Her story is bigger than just her feet. Just her family.
I feel small. Self-important. Silly. Why don’t I include research in my writing? Facts. Or history — like she does in another essay about her mother and her relation to Nathan Leopold, who with Richard Loeb, sought to commit the perfect crime.
In a Q and A session following the reading, Peggy specifically mentions her desire to reach beyond her own story. To have a greater context.
I don’t buy Peggy’s book. I say goodbye from a distance, a wave, mouthing the words “Thank you.” I am in some sort of self-imposed shame spiral.
I come home and finish reading, “Seducing the Demon,” by Erica Jong. I have forgotten how smart, sassy and irreverent she is.
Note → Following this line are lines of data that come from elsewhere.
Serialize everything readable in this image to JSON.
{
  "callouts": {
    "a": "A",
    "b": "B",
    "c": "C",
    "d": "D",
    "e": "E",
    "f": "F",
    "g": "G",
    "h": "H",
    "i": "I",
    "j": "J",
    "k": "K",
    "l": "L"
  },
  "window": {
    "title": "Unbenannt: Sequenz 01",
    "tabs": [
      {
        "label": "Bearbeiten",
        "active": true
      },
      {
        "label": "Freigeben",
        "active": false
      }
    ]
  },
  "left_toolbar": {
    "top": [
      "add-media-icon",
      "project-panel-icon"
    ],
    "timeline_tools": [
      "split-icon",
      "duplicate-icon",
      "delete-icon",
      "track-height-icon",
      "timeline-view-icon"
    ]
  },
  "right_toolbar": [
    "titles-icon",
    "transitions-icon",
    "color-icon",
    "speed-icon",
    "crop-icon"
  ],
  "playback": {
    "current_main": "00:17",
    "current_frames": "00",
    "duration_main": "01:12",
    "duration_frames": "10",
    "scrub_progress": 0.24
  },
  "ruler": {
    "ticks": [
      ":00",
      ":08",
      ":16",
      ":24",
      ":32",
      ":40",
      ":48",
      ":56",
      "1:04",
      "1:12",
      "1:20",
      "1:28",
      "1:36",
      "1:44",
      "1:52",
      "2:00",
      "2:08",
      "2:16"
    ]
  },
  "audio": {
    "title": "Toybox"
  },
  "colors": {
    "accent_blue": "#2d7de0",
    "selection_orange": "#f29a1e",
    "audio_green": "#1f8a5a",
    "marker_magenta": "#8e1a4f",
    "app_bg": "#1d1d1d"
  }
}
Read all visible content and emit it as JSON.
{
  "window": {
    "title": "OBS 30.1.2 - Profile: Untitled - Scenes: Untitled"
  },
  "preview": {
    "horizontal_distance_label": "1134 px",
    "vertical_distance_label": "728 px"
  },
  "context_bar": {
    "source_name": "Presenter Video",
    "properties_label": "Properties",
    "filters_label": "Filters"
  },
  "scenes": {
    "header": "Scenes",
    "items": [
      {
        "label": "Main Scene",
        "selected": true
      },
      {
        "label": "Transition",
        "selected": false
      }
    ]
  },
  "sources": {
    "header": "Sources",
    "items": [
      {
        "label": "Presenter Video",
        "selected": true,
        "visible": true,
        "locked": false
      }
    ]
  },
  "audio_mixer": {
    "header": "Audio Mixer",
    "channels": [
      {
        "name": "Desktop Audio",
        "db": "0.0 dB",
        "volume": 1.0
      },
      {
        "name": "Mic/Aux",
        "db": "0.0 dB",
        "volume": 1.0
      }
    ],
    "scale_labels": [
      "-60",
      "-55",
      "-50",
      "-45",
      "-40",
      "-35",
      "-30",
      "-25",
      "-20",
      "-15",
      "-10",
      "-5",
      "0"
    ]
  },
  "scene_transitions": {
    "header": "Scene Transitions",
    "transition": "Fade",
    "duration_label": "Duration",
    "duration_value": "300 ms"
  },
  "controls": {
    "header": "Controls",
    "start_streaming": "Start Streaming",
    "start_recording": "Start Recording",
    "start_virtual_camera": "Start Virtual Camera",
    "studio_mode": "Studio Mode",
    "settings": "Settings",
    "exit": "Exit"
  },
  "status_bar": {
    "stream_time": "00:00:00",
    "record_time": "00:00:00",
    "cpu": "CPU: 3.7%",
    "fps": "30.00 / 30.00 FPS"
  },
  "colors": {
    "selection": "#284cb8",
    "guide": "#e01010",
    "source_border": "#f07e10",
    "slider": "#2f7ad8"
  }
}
Her casual use of “fuck” and “cunt.” She is my hero.
The book includes an essay that Jong read on “All Things Considered” in 2006. “On Being a Car Wreck” – a response to unfavorable reviews of this book.
“So, instead of seeing the review as a personal vendetta or sexist attack, I’m living with the fact that the critic simply thought my book sucked. So how can I write a better one?
“…Become less self-centered…How do I get over myself?…I’ve always wanted to improve and evolve as a writer…I’ve finally, at age sixty-four, gotten to the point where I realized that there are lives and characters more interesting than mine…”
She was sixty-four. I am just forty-four. Plenty of time.